The breakthrough came in personality research. Your personality or your traits, they’re not actually stable. So this is what’s always been frustrating. We could say, “You’re a Type A person,” or “You’re aggressive,” or whatever. But it turns out it’s just not true. It’s so contextualized. It turns out what’s really stable is, say, your personality in the lunchroom at work. Your aggression level, how easygoing you are in the lunchroom doesn’t tell us a lot about how you’ll be in a classroom, believe it or not. But the way you are in that lunchroom is incredibly stable over time.
Q. And in the classroom?
A. It turns out your personality and your learning varies across contexts. Let’s just use aggression. Say you tend to be highly aggressive in classrooms where it’s new information and you have a male teacher. It’s that level of information. If we know that. That kind of data has been shown to be predictive of your behavior up to 10 years out. Which is not that surprising from a neurological perspective. Your brain is trying to predict its own environment. And you’ll know—given this—this, this, this is how you’ll behave.
Q. We’ve been covering MOOCs and new forms of online education, and I’m curious about your take on the free-courses trend?
A. To me the real value of the MOOCs so far, is that it’s forced a conversation. Because at some point you have to ask what’s the value proposition of a four-year education. Especially, you think about the vast majority of colleges. Yeah, there’s some wonderful social stuff, but you have to ask yourself, why? Even here [at Harvard], you have to ask. I think you can make the case here. But what’s nice is it’s going to push schools and colleges to think about the value proposition. What is it you can do face to face that you can’t do online?
Q. The argument by some MOOC proponents is that artificial intelligence can transform education, and that what they do today is just the beginning of what will become a more personalized learning experience.
A. To me the truly transformational potential of the technology [is hard for venture-backed companies] to do.

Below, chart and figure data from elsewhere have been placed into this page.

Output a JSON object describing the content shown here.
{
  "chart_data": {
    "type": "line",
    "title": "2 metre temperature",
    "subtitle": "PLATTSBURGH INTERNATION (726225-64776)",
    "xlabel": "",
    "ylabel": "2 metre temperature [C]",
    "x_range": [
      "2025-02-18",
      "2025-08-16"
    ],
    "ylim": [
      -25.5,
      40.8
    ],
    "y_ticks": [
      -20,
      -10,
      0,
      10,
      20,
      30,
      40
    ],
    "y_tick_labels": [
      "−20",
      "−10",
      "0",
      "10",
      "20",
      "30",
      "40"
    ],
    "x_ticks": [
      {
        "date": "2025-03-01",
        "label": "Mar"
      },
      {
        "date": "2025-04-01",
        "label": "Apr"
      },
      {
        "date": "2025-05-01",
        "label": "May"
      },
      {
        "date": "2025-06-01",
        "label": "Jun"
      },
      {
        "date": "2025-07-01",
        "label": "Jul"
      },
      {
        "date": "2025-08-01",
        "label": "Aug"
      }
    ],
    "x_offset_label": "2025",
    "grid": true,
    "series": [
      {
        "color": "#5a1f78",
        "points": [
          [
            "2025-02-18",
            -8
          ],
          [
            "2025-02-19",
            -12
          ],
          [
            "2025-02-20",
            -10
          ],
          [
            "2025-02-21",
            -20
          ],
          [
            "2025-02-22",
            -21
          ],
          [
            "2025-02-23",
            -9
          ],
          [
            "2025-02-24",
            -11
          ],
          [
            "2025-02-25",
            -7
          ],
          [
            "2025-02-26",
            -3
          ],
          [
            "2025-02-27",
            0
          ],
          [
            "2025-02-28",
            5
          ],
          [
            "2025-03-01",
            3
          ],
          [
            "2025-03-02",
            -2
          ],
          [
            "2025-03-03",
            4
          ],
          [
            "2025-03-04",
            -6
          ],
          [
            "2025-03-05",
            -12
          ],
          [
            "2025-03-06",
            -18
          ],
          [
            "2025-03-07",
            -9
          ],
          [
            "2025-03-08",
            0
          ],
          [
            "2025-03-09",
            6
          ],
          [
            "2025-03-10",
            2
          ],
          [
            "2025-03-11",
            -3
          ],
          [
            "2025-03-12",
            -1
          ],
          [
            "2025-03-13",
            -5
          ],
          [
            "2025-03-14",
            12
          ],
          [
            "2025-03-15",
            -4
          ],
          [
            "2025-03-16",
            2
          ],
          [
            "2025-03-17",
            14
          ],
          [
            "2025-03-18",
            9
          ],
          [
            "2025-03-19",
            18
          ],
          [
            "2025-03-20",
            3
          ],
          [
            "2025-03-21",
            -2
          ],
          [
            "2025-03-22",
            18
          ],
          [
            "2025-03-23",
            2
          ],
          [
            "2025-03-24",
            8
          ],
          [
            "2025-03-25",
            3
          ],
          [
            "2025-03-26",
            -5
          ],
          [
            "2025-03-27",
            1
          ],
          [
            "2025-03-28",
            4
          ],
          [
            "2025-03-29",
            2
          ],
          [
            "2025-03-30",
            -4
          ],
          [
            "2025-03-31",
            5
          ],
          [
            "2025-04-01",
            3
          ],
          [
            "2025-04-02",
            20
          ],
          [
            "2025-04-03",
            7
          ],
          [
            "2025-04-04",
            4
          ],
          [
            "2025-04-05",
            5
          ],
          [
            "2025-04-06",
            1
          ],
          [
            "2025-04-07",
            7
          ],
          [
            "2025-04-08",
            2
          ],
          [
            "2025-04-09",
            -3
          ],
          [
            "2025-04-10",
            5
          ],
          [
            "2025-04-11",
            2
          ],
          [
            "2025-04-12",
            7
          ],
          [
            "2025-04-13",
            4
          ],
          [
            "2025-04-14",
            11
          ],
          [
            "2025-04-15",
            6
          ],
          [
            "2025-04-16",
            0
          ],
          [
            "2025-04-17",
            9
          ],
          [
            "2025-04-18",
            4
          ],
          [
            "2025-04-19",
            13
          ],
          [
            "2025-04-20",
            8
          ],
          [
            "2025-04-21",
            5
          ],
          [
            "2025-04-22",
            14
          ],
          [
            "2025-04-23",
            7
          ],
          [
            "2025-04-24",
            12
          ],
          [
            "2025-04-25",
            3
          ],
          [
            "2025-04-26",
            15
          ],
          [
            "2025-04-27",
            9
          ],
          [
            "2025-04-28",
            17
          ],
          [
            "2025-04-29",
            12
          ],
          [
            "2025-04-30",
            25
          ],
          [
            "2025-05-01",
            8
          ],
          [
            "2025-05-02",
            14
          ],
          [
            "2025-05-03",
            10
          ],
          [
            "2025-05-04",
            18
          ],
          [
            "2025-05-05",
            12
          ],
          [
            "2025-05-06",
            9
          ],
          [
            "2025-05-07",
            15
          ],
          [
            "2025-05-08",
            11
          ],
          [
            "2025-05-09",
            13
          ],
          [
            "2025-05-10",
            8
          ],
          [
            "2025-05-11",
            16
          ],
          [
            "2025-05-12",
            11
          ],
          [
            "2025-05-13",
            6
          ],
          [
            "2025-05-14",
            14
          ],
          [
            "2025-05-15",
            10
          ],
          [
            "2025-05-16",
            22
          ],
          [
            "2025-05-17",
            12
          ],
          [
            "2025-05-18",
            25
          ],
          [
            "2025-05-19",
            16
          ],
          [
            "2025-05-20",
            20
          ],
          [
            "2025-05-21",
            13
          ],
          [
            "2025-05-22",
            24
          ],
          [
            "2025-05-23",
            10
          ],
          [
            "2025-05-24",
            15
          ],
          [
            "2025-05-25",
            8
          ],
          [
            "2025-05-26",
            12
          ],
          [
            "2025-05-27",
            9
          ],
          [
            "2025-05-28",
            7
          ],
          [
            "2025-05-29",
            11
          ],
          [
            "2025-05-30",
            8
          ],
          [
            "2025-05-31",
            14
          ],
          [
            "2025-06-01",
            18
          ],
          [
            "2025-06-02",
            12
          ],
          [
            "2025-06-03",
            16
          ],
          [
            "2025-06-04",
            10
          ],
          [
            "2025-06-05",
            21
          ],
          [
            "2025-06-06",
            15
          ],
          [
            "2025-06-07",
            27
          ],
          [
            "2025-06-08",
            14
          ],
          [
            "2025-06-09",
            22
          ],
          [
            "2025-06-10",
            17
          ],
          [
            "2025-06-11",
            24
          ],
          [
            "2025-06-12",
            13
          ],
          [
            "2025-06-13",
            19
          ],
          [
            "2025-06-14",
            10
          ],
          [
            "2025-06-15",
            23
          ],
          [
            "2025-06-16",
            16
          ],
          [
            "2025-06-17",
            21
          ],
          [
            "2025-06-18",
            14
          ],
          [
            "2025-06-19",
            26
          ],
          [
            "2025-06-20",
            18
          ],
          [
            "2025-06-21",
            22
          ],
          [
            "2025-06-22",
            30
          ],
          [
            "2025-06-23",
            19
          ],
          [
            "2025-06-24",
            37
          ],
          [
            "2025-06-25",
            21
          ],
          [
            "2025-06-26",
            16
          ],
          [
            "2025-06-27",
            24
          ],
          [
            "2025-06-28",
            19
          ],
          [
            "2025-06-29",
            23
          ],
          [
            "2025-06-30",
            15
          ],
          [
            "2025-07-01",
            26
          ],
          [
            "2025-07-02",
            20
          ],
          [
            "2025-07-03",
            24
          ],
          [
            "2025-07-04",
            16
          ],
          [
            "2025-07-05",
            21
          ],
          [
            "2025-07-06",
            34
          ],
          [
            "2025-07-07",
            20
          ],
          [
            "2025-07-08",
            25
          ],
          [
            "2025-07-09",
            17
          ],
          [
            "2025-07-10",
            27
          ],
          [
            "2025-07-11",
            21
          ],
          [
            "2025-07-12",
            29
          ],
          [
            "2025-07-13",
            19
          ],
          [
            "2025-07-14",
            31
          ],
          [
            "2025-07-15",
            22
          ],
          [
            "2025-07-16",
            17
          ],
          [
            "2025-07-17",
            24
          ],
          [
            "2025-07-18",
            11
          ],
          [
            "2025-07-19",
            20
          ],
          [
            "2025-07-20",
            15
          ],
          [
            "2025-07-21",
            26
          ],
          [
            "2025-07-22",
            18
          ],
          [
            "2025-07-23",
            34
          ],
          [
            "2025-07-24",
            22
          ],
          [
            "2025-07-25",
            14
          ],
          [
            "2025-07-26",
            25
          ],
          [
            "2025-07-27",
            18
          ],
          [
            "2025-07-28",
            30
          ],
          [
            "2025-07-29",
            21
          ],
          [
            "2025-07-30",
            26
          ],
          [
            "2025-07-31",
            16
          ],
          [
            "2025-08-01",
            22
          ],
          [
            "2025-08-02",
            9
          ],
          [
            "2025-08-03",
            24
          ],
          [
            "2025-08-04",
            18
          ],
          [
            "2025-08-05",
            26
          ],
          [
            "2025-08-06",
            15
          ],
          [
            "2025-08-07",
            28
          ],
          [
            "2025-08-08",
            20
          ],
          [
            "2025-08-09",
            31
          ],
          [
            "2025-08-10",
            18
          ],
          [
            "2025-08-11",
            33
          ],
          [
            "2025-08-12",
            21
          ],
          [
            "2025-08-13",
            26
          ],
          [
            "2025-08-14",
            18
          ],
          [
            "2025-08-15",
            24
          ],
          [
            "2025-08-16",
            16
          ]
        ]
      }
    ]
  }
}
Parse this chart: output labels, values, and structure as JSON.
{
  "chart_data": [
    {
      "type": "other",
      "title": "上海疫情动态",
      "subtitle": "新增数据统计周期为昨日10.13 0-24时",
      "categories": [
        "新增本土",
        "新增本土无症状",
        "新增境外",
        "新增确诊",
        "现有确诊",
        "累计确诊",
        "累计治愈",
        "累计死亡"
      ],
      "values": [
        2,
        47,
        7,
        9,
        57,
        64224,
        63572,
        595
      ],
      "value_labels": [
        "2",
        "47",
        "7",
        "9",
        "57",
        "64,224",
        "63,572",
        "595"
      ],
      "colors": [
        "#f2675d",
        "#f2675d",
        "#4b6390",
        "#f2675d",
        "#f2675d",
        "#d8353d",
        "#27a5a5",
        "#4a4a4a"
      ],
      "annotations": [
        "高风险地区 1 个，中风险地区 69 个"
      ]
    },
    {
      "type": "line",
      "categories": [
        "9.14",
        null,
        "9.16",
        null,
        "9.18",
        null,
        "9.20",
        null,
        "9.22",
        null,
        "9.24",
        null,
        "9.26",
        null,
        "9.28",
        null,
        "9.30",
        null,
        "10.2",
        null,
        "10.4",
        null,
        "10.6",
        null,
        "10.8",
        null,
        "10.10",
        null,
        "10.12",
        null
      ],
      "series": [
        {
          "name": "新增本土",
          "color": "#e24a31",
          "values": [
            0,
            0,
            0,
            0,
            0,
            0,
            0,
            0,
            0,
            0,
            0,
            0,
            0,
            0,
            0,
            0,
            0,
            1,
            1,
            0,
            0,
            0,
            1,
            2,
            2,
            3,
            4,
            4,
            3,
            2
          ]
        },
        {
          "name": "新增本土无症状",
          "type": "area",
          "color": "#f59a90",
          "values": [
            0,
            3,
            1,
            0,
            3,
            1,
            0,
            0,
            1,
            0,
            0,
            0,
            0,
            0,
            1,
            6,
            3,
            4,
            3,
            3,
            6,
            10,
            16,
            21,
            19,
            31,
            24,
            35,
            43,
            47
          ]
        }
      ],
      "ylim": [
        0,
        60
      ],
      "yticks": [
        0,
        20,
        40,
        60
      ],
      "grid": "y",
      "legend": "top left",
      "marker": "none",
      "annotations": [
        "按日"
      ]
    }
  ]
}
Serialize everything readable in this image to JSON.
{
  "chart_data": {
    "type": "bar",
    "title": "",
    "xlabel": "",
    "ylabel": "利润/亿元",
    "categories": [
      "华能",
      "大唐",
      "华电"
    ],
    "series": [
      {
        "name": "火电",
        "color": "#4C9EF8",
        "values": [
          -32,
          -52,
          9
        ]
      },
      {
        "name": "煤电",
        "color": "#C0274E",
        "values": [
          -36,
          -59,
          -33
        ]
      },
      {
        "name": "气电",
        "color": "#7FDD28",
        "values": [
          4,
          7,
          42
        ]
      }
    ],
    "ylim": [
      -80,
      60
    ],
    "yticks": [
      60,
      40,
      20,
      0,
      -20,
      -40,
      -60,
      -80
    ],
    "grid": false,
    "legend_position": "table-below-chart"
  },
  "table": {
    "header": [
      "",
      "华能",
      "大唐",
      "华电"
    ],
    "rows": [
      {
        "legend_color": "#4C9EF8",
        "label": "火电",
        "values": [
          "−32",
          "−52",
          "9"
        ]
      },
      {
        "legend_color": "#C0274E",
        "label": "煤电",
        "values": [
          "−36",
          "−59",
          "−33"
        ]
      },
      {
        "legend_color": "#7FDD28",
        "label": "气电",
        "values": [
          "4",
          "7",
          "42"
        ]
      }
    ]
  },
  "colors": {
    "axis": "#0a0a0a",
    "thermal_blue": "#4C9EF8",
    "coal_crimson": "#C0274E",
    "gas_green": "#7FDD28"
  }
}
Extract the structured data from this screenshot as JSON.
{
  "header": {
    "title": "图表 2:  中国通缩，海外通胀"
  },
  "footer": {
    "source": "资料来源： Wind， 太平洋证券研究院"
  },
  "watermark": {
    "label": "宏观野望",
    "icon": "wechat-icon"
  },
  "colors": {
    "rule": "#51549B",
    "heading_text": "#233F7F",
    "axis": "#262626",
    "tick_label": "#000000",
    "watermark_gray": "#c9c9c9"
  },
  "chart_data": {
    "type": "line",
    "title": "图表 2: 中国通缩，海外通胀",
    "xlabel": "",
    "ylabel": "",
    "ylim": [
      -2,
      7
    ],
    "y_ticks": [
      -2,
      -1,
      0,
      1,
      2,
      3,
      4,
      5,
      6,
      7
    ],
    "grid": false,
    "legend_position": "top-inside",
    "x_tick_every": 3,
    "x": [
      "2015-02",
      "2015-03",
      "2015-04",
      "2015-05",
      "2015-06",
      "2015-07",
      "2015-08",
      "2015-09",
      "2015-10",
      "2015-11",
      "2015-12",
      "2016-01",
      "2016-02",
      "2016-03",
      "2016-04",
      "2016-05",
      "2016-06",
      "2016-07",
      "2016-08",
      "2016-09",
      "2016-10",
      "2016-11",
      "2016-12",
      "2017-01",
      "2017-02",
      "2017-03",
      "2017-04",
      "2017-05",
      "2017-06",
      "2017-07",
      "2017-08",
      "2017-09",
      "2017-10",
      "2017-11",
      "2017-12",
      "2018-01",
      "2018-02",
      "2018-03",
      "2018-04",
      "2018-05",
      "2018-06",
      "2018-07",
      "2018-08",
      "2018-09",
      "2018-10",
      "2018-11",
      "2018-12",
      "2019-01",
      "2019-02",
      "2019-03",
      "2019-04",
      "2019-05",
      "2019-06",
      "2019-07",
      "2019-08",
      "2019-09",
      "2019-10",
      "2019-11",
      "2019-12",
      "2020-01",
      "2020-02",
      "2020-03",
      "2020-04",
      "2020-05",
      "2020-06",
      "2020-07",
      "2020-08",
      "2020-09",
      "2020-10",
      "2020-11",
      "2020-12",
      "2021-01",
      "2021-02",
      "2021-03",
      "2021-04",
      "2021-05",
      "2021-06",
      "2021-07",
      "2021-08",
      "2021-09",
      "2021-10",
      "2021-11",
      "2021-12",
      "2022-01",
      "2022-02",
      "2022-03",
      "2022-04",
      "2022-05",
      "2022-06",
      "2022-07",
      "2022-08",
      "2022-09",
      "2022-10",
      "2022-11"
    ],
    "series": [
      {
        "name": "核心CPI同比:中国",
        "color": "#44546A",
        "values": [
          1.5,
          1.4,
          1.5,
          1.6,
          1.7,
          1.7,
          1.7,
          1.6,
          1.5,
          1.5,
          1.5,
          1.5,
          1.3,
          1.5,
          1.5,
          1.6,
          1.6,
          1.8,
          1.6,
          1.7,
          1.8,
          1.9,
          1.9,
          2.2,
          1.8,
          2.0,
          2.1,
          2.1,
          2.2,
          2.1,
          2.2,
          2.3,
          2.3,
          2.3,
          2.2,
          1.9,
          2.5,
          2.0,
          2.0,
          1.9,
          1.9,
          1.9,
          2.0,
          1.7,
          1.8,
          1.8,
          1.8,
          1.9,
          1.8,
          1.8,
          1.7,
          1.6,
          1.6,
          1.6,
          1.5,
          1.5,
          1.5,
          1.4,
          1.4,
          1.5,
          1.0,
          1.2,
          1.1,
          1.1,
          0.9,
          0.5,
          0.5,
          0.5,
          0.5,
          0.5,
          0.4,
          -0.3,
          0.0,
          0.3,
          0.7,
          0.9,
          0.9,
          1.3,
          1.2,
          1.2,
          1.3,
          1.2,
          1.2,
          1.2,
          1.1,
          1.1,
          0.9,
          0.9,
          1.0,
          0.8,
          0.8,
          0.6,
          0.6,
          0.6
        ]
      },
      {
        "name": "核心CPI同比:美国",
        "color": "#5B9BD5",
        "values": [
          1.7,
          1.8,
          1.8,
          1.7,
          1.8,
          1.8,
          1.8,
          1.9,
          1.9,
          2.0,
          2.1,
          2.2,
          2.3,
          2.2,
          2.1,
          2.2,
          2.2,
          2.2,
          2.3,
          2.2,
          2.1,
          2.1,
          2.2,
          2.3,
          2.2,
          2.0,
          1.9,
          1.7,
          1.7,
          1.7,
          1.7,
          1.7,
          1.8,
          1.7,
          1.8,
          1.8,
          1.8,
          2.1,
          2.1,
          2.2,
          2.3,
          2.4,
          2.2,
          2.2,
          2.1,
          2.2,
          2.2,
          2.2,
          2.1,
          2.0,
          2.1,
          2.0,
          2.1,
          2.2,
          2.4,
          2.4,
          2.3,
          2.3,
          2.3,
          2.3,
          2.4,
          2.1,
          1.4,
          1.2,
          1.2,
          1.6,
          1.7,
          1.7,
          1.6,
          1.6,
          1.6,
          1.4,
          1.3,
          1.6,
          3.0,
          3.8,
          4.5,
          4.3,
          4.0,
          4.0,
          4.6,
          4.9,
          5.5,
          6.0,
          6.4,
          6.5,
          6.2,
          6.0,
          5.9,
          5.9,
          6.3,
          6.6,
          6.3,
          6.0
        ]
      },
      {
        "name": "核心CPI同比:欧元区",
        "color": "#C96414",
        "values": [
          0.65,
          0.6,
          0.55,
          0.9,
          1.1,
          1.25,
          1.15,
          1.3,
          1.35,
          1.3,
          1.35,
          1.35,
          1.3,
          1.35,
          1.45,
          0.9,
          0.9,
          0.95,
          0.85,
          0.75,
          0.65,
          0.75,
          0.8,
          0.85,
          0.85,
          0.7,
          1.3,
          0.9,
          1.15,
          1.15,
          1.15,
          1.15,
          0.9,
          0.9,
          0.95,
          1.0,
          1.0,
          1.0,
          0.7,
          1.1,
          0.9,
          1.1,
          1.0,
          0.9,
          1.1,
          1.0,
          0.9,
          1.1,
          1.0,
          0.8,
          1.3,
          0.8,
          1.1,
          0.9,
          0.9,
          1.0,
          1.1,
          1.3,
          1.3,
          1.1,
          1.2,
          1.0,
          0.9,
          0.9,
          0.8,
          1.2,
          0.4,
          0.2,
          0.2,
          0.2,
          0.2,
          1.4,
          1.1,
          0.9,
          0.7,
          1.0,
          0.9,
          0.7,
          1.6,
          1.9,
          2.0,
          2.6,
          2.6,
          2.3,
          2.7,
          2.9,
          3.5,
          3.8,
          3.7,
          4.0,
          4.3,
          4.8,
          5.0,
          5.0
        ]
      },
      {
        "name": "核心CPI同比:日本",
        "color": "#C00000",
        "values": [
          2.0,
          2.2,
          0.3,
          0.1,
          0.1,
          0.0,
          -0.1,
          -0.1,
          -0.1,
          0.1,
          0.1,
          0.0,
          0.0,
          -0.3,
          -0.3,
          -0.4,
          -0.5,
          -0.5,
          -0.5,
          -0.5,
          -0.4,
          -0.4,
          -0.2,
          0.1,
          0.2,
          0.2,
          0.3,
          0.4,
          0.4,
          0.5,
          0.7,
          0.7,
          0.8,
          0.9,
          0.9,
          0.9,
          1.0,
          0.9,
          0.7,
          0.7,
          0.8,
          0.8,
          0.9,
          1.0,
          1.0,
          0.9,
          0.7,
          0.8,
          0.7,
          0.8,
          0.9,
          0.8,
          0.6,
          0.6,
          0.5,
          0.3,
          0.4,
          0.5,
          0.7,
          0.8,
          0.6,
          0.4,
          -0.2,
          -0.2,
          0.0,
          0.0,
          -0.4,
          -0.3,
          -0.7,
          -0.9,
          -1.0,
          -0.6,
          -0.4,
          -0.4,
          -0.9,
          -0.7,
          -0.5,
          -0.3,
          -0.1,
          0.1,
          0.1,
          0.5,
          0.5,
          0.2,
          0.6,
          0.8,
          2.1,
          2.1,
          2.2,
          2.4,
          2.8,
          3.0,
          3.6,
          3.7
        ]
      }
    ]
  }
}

There’s too much R&D that has to be done. …
The thing is everyone is trying to innovate in their platform and say, here’s our thing. … And there aren’t even interoperability standards or format standards.
What we need to know about you is your contextualized profile of your performance and what kind of support you’ll need to be able to model your learner profile across contexts. If I had to push for one thing that I think is super important, that is that the user should own their data. There’s this default thing right now which is that everybody but the user owns their data. My vision that we’re going to push for in my organization is you’ve got to have a third party who is responsible for protecting learner data. Then the student could have, say, a decade of data about the way that they’re learning.
If the walled-garden approach of companies wins in the short term, then we can’t really exploit the new science of the individual. I think there’s a lack of appreciation that data is the thing.
Q. So the MOOC companies know that data is important, but you worry that they’re hoarding it?
A. Yeah, it’s not even their fault. They have to because it’s their business model. You need a market solution, though.
Q. So you’re not anti-company?
A. God no. In fact the opposite. But the market only works if you have a functional market. And education is decidedly not a functional market right now. There’s not enough transparency.